So, as you probably already know from prior posts, I’ve got a casita for sale in Westbrook Village. (Blatant plug: it remains the least expensive golf course property in Phase 2, which is Westbrook’s newer side.)
As I drove up to meet with the owners, check out the new paint, install the lockbox and all the rest, I knew that I had sold a property on the same street a couple of years back though I couldn’t quite pinpoint which casita it was.
Come this morning, as I looked through sold listings for my newly revamped Westbrook Village Real Estate website, I discovered exactly where that prior sale took place:
Next door to my new listing.
Just think how awesome it would have sounded during my listing presentation had I said, “Look here, Mr. and Mrs. Seller, I’m so awesome that I sold the place next door to yours! Yep, you can see it from your back porch just like Sarah Palin checking out Russia!”)

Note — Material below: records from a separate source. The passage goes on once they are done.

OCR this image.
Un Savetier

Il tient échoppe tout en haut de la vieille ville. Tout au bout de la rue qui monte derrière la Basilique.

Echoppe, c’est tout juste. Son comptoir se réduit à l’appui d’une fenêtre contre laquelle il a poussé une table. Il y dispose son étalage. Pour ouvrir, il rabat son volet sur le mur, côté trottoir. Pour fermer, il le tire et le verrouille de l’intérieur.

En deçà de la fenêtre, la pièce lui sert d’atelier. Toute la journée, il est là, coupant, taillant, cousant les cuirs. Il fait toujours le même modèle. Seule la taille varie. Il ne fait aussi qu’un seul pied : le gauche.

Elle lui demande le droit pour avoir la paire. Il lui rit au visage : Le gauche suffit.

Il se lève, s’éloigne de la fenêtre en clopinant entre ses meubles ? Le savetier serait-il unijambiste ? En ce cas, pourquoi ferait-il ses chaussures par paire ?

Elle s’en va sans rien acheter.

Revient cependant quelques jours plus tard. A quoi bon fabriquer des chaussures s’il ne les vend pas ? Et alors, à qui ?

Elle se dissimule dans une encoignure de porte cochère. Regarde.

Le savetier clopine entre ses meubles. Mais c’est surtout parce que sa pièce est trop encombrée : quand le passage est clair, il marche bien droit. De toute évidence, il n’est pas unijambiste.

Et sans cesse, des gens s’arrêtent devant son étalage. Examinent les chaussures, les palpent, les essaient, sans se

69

Except, the synapses didn’t quite fire in order and I didn’t come up with that little tidbit.
Luckily, it didn’t matter in the slightest because the sellers were more interested in the other half-dozen homes I’ve sold there this year and with the content on my website (which had, until recently, been the category killer for Westbrook Village.)
All of this goes to show, if I actually did have a functioning brain and applied it to self-promotion, I could be dangerous.